Tanztheater – Tango im Groß-Umstadt

GROSS-UMSTADT.
Wer ist Giuseppe, wer Michele De Filippis? Selbst treuen Fans der tanzenden Zwillinge gelingt es nicht, die beiden Tänzer in jeder Szene auseinanderzuhalten. „Warten Sie, ich schau nochmal hin, bin nicht sicher“, rätselt ein Besucher in Reihe eins des Pfälzer Schlosses, wo am Sonntagabend die Premiere des neuen Programms auf die Bühne kommt. Schließlich lässt man dann aber doch das Grübeln sein, genießt den Spiegelbildcharakter, den die De Filippis mitreißend zu nutzen wissen.



Spiel von Nähe und Abgrenzung

Die Frage nach Ich und Du, nach Nähe und Abgrenzung ist eines ihrer zentralen Themen, das auch der neuen Performance „Twin Tango“, dem Zwillings-Tango, diese Komponenten des Tanzes auf betörende, beunruhigend intensive Weise verbindet. Die Erotik des argentinischen Tangos wird zudem in pantomimischer Szenerie mit stolzer Kampfkunst gepaart. Zwei Karateschüler – Ivo Rollmann und Christian Ehmer – sind Teil der Show, wo Eifersucht aufflammt.

Giuseppe und Michele De Filippis spielen rund um traditionelle Bausteine des Tangos Annäherung und Entfernung, Zuneigung, Sinnlichkeit und Begierde leidenschaftlich aus, zwei Individuen scheinen teils zu verschmelzen. Traumhaft balancieren die Zwillinge zwischen Schrittreglement und Improvisation auf dem Schwebebalken drängender Gefühle. Sie sind ihre eigenen Choreografen, Spezialisten der ebenso melancholischen wie heiteren Dialoge durch Bewegung. Sie nähern sich umgarnend an, entfernen sich wirbelnd voneinander. Diese Tangoimprovisation entfaltet in ihren Widersprüchen eine Dramatik, der sich das Publikum nicht entziehen kann.

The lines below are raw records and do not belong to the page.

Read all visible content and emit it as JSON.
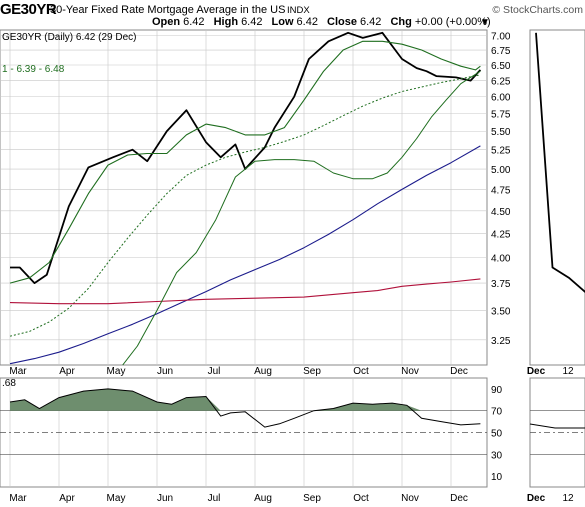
{
  "header": {
    "symbol": "GE30YR",
    "description": "30-Year Fixed Rate Mortgage Average in the US",
    "exchange": "INDX",
    "brand": "© StockCharts.com",
    "open_label": "Open",
    "open": "6.42",
    "high_label": "High",
    "high": "6.42",
    "low_label": "Low",
    "low": "6.42",
    "close_label": "Close",
    "close": "6.42",
    "chg_label": "Chg",
    "chg": "+0.00 (+0.00%)",
    "arrow": "▼"
  },
  "colors": {
    "price": "#000000",
    "sma_fast": "#1f6e1f",
    "sma_mid": "#1f6e1f",
    "sma_slow": "#1c1c8c",
    "sma_long": "#b0103a",
    "rsi_fill": "#6e8e6e",
    "grid": "#c8c8c8"
  },
  "chart_data": [
    {
      "type": "line",
      "legend_title": "GE30YR (Daily) 6.42 (29 Dec)",
      "legend_bands": "1 - 6.39 - 6.48",
      "x_labels": [
        "Mar",
        "Apr",
        "May",
        "Jun",
        "Jul",
        "Aug",
        "Sep",
        "Oct",
        "Nov",
        "Dec"
      ],
      "y_ticks": [
        "7.00",
        "6.75",
        "6.50",
        "6.25",
        "6.00",
        "5.75",
        "5.50",
        "5.25",
        "5.00",
        "4.75",
        "4.50",
        "4.25",
        "4.00",
        "3.75",
        "3.50",
        "3.25"
      ],
      "ylim": [
        3.05,
        7.1
      ],
      "log_scale": true,
      "series": [
        {
          "key": "price",
          "x": [
            0,
            0.2,
            0.5,
            0.75,
            1.2,
            1.6,
            2.1,
            2.5,
            2.8,
            3.2,
            3.6,
            4.0,
            4.3,
            4.6,
            4.8,
            5.2,
            5.4,
            5.8,
            6.1,
            6.5,
            6.9,
            7.2,
            7.6,
            8.0,
            8.3,
            8.5,
            8.7,
            9.1,
            9.4,
            9.6
          ],
          "y": [
            3.9,
            3.9,
            3.75,
            3.83,
            4.55,
            5.02,
            5.15,
            5.25,
            5.1,
            5.5,
            5.8,
            5.35,
            5.15,
            5.32,
            5.0,
            5.28,
            5.55,
            6.0,
            6.6,
            6.9,
            7.05,
            6.96,
            7.05,
            6.6,
            6.45,
            6.4,
            6.32,
            6.3,
            6.25,
            6.42
          ]
        },
        {
          "key": "sma_fast",
          "x": [
            0,
            0.4,
            0.8,
            1.2,
            1.6,
            2.0,
            2.4,
            2.8,
            3.2,
            3.6,
            4.0,
            4.4,
            4.8,
            5.2,
            5.6,
            6.0,
            6.4,
            6.8,
            7.2,
            7.6,
            8.0,
            8.4,
            8.8,
            9.2,
            9.5,
            9.6
          ],
          "y": [
            3.75,
            3.8,
            3.95,
            4.3,
            4.7,
            5.05,
            5.18,
            5.2,
            5.2,
            5.45,
            5.6,
            5.55,
            5.45,
            5.45,
            5.55,
            5.95,
            6.4,
            6.75,
            6.9,
            6.9,
            6.85,
            6.75,
            6.6,
            6.48,
            6.42,
            6.48
          ]
        },
        {
          "key": "sma_mid",
          "x": [
            0,
            0.4,
            0.8,
            1.2,
            1.6,
            2.0,
            2.4,
            2.8,
            3.2,
            3.6,
            4.0,
            4.4,
            4.8,
            5.2,
            5.6,
            6.0,
            6.4,
            6.8,
            7.2,
            7.6,
            8.0,
            8.4,
            8.8,
            9.2,
            9.6
          ],
          "y": [
            3.28,
            3.32,
            3.4,
            3.52,
            3.7,
            3.95,
            4.2,
            4.45,
            4.7,
            4.92,
            5.05,
            5.15,
            5.22,
            5.28,
            5.36,
            5.45,
            5.58,
            5.72,
            5.86,
            5.98,
            6.08,
            6.15,
            6.22,
            6.28,
            6.34
          ]
        },
        {
          "key": "sma_slow",
          "x": [
            0,
            0.5,
            1.0,
            1.5,
            2.0,
            2.5,
            3.0,
            3.5,
            4.0,
            4.5,
            5.0,
            5.5,
            6.0,
            6.5,
            7.0,
            7.5,
            8.0,
            8.5,
            9.0,
            9.6
          ],
          "y": [
            3.06,
            3.1,
            3.15,
            3.22,
            3.3,
            3.38,
            3.47,
            3.57,
            3.67,
            3.78,
            3.88,
            3.98,
            4.1,
            4.24,
            4.4,
            4.58,
            4.75,
            4.92,
            5.08,
            5.3
          ]
        },
        {
          "key": "sma_long",
          "x": [
            0,
            1,
            2,
            3,
            4,
            5,
            6,
            7,
            7.5,
            8,
            8.5,
            9,
            9.6
          ],
          "y": [
            3.57,
            3.56,
            3.56,
            3.58,
            3.6,
            3.61,
            3.62,
            3.66,
            3.68,
            3.72,
            3.74,
            3.76,
            3.79
          ]
        },
        {
          "key": "sma_200",
          "x": [
            2.3,
            2.6,
            3.0,
            3.4,
            3.8,
            4.2,
            4.6,
            5.0,
            5.4,
            5.8,
            6.2,
            6.6,
            7.0,
            7.4,
            7.7,
            8.0,
            8.3,
            8.6,
            8.9,
            9.2,
            9.6
          ],
          "y": [
            3.05,
            3.2,
            3.5,
            3.85,
            4.05,
            4.4,
            4.9,
            5.1,
            5.12,
            5.12,
            5.1,
            4.95,
            4.88,
            4.88,
            4.95,
            5.15,
            5.4,
            5.7,
            5.95,
            6.2,
            6.4
          ]
        }
      ]
    },
    {
      "type": "area",
      "legend_title": ".68",
      "x_labels": [
        "Mar",
        "Apr",
        "May",
        "Jun",
        "Jul",
        "Aug",
        "Sep",
        "Oct",
        "Nov",
        "Dec"
      ],
      "y_ticks": [
        "90",
        "70",
        "50",
        "30",
        "10"
      ],
      "ylim": [
        0,
        100
      ],
      "threshold": 70,
      "x": [
        0,
        0.3,
        0.6,
        1.0,
        1.5,
        2.0,
        2.5,
        3.0,
        3.3,
        3.6,
        4.0,
        4.3,
        4.5,
        4.8,
        5.2,
        5.5,
        5.8,
        6.2,
        6.6,
        7.0,
        7.4,
        7.8,
        8.1,
        8.4,
        8.8,
        9.2,
        9.6
      ],
      "values": [
        78,
        80,
        72,
        82,
        88,
        90,
        88,
        78,
        76,
        82,
        83,
        65,
        68,
        69,
        55,
        58,
        63,
        70,
        72,
        77,
        76,
        77,
        75,
        63,
        60,
        57,
        58
      ]
    },
    {
      "type": "line",
      "legend_title": "",
      "x_labels": [
        "Dec",
        "12"
      ],
      "y_ticks": [],
      "ylim": [
        3.05,
        7.1
      ],
      "x": [
        0,
        0.3,
        0.6,
        1.0
      ],
      "y": [
        7.05,
        3.9,
        3.8,
        3.62
      ]
    }
  ]
}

Tänzerin Silvia Miglianico gibt geschmeidig eine weibliche Note dazu, schiebt sich als Objekt der Begierde zwischen die Brüderlichkeit. So ruft sie Karate, die Kampfkunst der schwertlosen Hand und der Willenskraft, auf den Plan: Es sind die intensiven Blicke, die letztlich Gefühle zügeln.

Die Tanzszenen spielen auf schwarz-weißer Bühne, wo schillernder Satinstoff sowie hochhackige, rote Schuhe flammende Akzente setzen. Ob die De Filippis Zärtlichkeit und Gewalt im abrupten Wechsel von schleichenden und zackigen Schritten verkörpern oder ob sie sich in sinnlicher Performance winden: Ihr Tanz ist eine Hymne an den Eros. Mit nach Innen gewandtem Blick und bebenden Nasenflügeln setzen sie Emotionen in formvollendete Körpersprache um. Das Publikum ist hingerissen, wird am Ende galant zum Tanz auf die Bühne gebeten. „Zugabe“, rufen die Gäste.